Share

Geneva/Zurich — Swissport International, the world’s leading provider of ground services to the aviation sector, has marked a further e-services milestone with the introduction of a new self-service facility for reporting lost baggage. The new lost and found self-service kiosk enables any traveller who finds that their baggage is missing on arrival at Geneva Airport to swiftly enter all the relevant details and obtain the latest information on their delayed or missing bag.

The traveller enters the details of the item(s) concerned at a special self-service terminal. Swissport’s new facility, one of the first of its kind and provided by a ground handler with a direct link to Worldtracer, came into use at the end of August 2009, and is available to travellers on SWISS, Lufthansa, Austrian Airlines, FlyBaboo, Alitalia, Air Malta and further air carriers.

The innovative new system, which has been developed in collaboration with Swissport’s Belgian-based partner SkyAssist, enables the traveller to scan-in their boarding pass with all their flight’s details, describe the missing item using a touch-screen function, and enter their contact details for the item’s subsequent delivery. The new facility thus totally eliminates the sometimes long wait to communicate all these details to local lost and found staff.

Once they have entered all the information required, the traveller will receive a printout from the machine, giving the airline’s contact details together with a status report on whether the item has already been found and/or when the customer can expect to receive it. Initial experience suggests that this new form of lost-baggage reporting has been well received by the travellers using it, not least because they feel they are contributing directly and actively to the baggage tracing process, rather than dealing with the busy phone lines of the airline or the airport concerned.

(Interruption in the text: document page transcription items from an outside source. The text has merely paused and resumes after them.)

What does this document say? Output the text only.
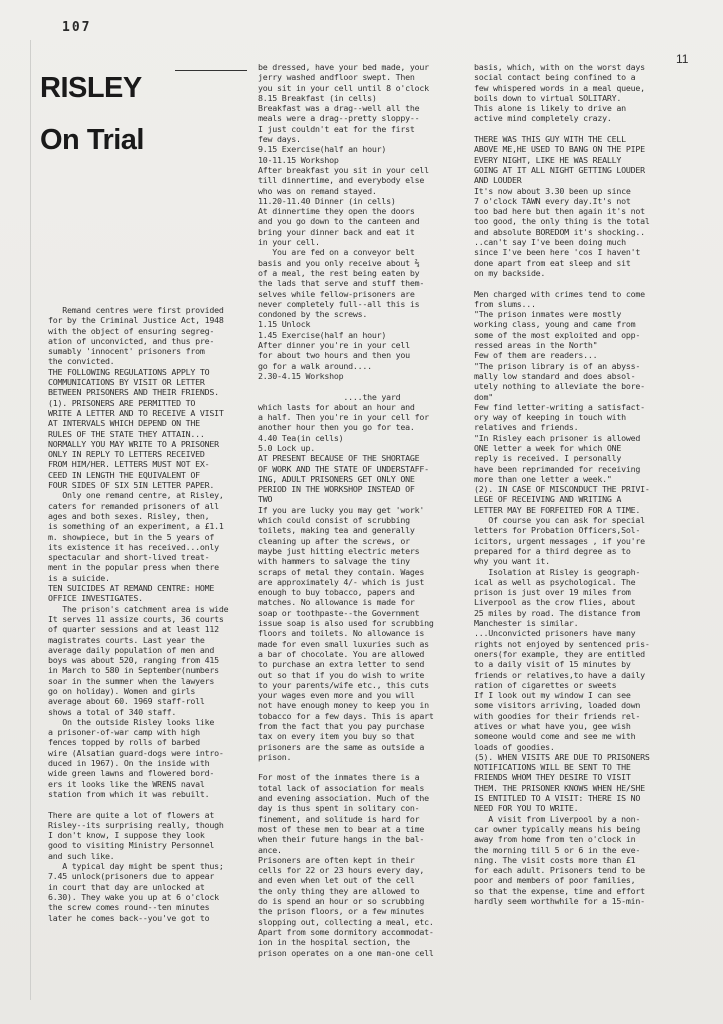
107
11
RISLEY
On Trial
Remand centres were first provided
for by the Criminal Justice Act, 1948
with the object of ensuring segreg-
ation of unconvicted, and thus pre-
sumably 'innocent' prisoners from
the convicted.
THE FOLLOWING REGULATIONS APPLY TO
COMMUNICATIONS BY VISIT OR LETTER
BETWEEN PRISONERS AND THEIR FRIENDS.
(1). PRISONERS ARE PERMITTED TO
WRITE A LETTER AND TO RECEIVE A VISIT
AT INTERVALS WHICH DEPEND ON THE
RULES OF THE STATE THEY ATTAIN...
NORMALLY YOU MAY WRITE TO A PRISONER
ONLY IN REPLY TO LETTERS RECEIVED
FROM HIM/HER. LETTERS MUST NOT EX-
CEED IN LENGTH THE EQUIVALENT OF
FOUR SIDES OF SIX 5IN LETTER PAPER.
Only one remand centre, at Risley,
caters for remanded prisoners of all
ages and both sexes. Risley, then,
is something of an experiment, a £1.1
m. showpiece, but in the 5 years of
its existence it has received...only
spectacular and short-lived treat-
ment in the popular press when there
is a suicide.
TEN SUICIDES AT REMAND CENTRE: HOME
OFFICE INVESTIGATES.
The prison's catchment area is wide
It serves 11 assize courts, 36 courts
of quarter sessions and at least 112
magistrates courts. Last year the
average daily population of men and
boys was about 520, ranging from 415
in March to 580 in September(numbers
soar in the summer when the lawyers
go on holiday). Women and girls
average about 60. 1969 staff-roll
shows a total of 340 staff.
On the outside Risley looks like
a prisoner-of-war camp with high
fences topped by rolls of barbed
wire (Alsatian guard-dogs were intro-
duced in 1967). On the inside with
wide green lawns and flowered bord-
ers it looks like the WRENS naval
station from which it was rebuilt.

There are quite a lot of flowers at
Risley--its surprising really, though
I don't know, I suppose they look
good to visiting Ministry Personnel
and such like.
A typical day might be spent thus;
7.45 unlock(prisoners due to appear
in court that day are unlocked at
6.30). They wake you up at 6 o'clock
the screw comes round--ten minutes
later he comes back--you've got to
be dressed, have your bed made, your
jerry washed andfloor swept. Then
you sit in your cell until 8 o'clock
8.15 Breakfast (in cells)
Breakfast was a drag--well all the
meals were a drag--pretty sloppy--
I just couldn't eat for the first
few days.
9.15 Exercise(half an hour)
10-11.15 Workshop
After breakfast you sit in your cell
till dinnertime, and everybody else
who was on remand stayed.
11.20-11.40 Dinner (in cells)
At dinnertime they open the doors
and you go down to the canteen and
bring your dinner back and eat it
in your cell.
You are fed on a conveyor belt
basis and you only receive about ⅔
of a meal, the rest being eaten by
the lads that serve and stuff them-
selves while fellow-prisoners are
never completely full--all this is
condoned by the screws.
1.15 Unlock
1.45 Exercise(half an hour)
After dinner you're in your cell
for about two hours and then you
go for a walk around....
2.30-4.15 Workshop

....the yard
which lasts for about an hour and
a half. Then you're in your cell for
another hour then you go for tea.
4.40 Tea(in cells)
5.0 Lock up.
AT PRESENT BECAUSE OF THE SHORTAGE
OF WORK AND THE STATE OF UNDERSTAFF-
ING, ADULT PRISONERS GET ONLY ONE
PERIOD IN THE WORKSHOP INSTEAD OF
TWO
If you are lucky you may get 'work'
which could consist of scrubbing
toilets, making tea and generally
cleaning up after the screws, or
maybe just hitting electric meters
with hammers to salvage the tiny
scraps of metal they contain. Wages
are approximately 4/- which is just
enough to buy tobacco, papers and
matches. No allowance is made for
soap or toothpaste--the Government
issue soap is also used for scrubbing
floors and toilets. No allowance is
made for even small luxuries such as
a bar of chocolate. You are allowed
to purchase an extra letter to send
out so that if you do wish to write
to your parents/wife etc., this cuts
your wages even more and you will
not have enough money to keep you in
tobacco for a few days. This is apart
from the fact that you pay purchase
tax on every item you buy so that
prisoners are the same as outside a
prison.

For most of the inmates there is a
total lack of association for meals
and evening association. Much of the
day is thus spent in solitary con-
finement, and solitude is hard for
most of these men to bear at a time
when their future hangs in the bal-
ance.
Prisoners are often kept in their
cells for 22 or 23 hours every day,
and even when let out of the cell
the only thing they are allowed to
do is spend an hour or so scrubbing
the prison floors, or a few minutes
slopping out, collecting a meal, etc.
Apart from some dormitory accommodat-
ion in the hospital section, the
prison operates on a one man-one cell
basis, which, with on the worst days
social contact being confined to a
few whispered words in a meal queue,
boils down to virtual SOLITARY.
This alone is likely to drive an
active mind completely crazy.

THERE WAS THIS GUY WITH THE CELL
ABOVE ME,HE USED TO BANG ON THE PIPE
EVERY NIGHT, LIKE HE WAS REALLY
GOING AT IT ALL NIGHT GETTING LOUDER
AND LOUDER
It's now about 3.30 been up since
7 o'clock TAWN every day.It's not
too bad here but then again it's not
too good, the only thing is the total
and absolute BOREDOM it's shocking..
..can't say I've been doing much
since I've been here 'cos I haven't
done apart from eat sleep and sit
on my backside.

Men charged with crimes tend to come
from slums...
"The prison inmates were mostly
working class, young and came from
some of the most exploited and opp-
ressed areas in the North"
Few of them are readers...
"The prison library is of an abyss-
mally low standard and does absol-
utely nothing to alleviate the bore-
dom"
Few find letter-writing a satisfact-
ory way of keeping in touch with
relatives and friends.
"In Risley each prisoner is allowed
ONE letter a week for which ONE
reply is received. I personally
have been reprimanded for receiving
more than one letter a week."
(2). IN CASE OF MISCONDUCT THE PRIVI-
LEGE OF RECEIVING AND WRITING A
LETTER MAY BE FORFEITED FOR A TIME.
Of course you can ask for special
letters for Probation Officers,Sol-
icitors, urgent messages , if you're
prepared for a third degree as to
why you want it.
Isolation at Risley is geograph-
ical as well as psychological. The
prison is just over 19 miles from
Liverpool as the crow flies, about
25 miles by road. The distance from
Manchester is similar.
...Unconvicted prisoners have many
rights not enjoyed by sentenced pris-
oners(for example, they are entitled
to a daily visit of 15 minutes by
friends or relatives,to have a daily
ration of cigarettes or sweets
If I look out my window I can see
some visitors arriving, loaded down
with goodies for their friends rel-
atives or what have you, gee wish
someone would come and see me with
loads of goodies.
(5). WHEN VISITS ARE DUE TO PRISONERS
NOTIFICATIONS WILL BE SENT TO THE
FRIENDS WHOM THEY DESIRE TO VISIT
THEM. THE PRISONER KNOWS WHEN HE/SHE
IS ENTITLED TO A VISIT: THERE IS NO
NEED FOR YOU TO WRITE.
A visit from Liverpool by a non-
car owner typically means his being
away from home from ten o'clock in
the morning till 5 or 6 in the eve-
ning. The visit costs more than £1
for each adult. Prisoners tend to be
poor and members of poor families,
so that the expense, time and effort
hardly seem worthwhile for a 15-min-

Still no guarantee that bags won’t go astray

The new self-service lost-baggage facility is part of a broader drive to automate airport processes, and is a logical extension of existing self-service facilities such as internet check-in and the self-check-in devices that are now provided on many departure concourses. Despite the new technology, however, a delayed or misdirected baggage item must still be registered at an airport before its location is reported via the system and arrangements can be made to send it on to the owner.

Excessively tight connecting times at major airports still remain the prime reason that travellers’ bags are lost or delayed. However, a number of working groups for IATA, airlines, airports, and ground-handling companies are looking into further improvements.

Swissport and SkyAssist will be monitoring passengers’ experiences with the new self-service lost-baggage reporting facility at Geneva Airport. They will then use these experiences to further refine the innovative technology involved and offer this facility to further business partners in the aviation sector.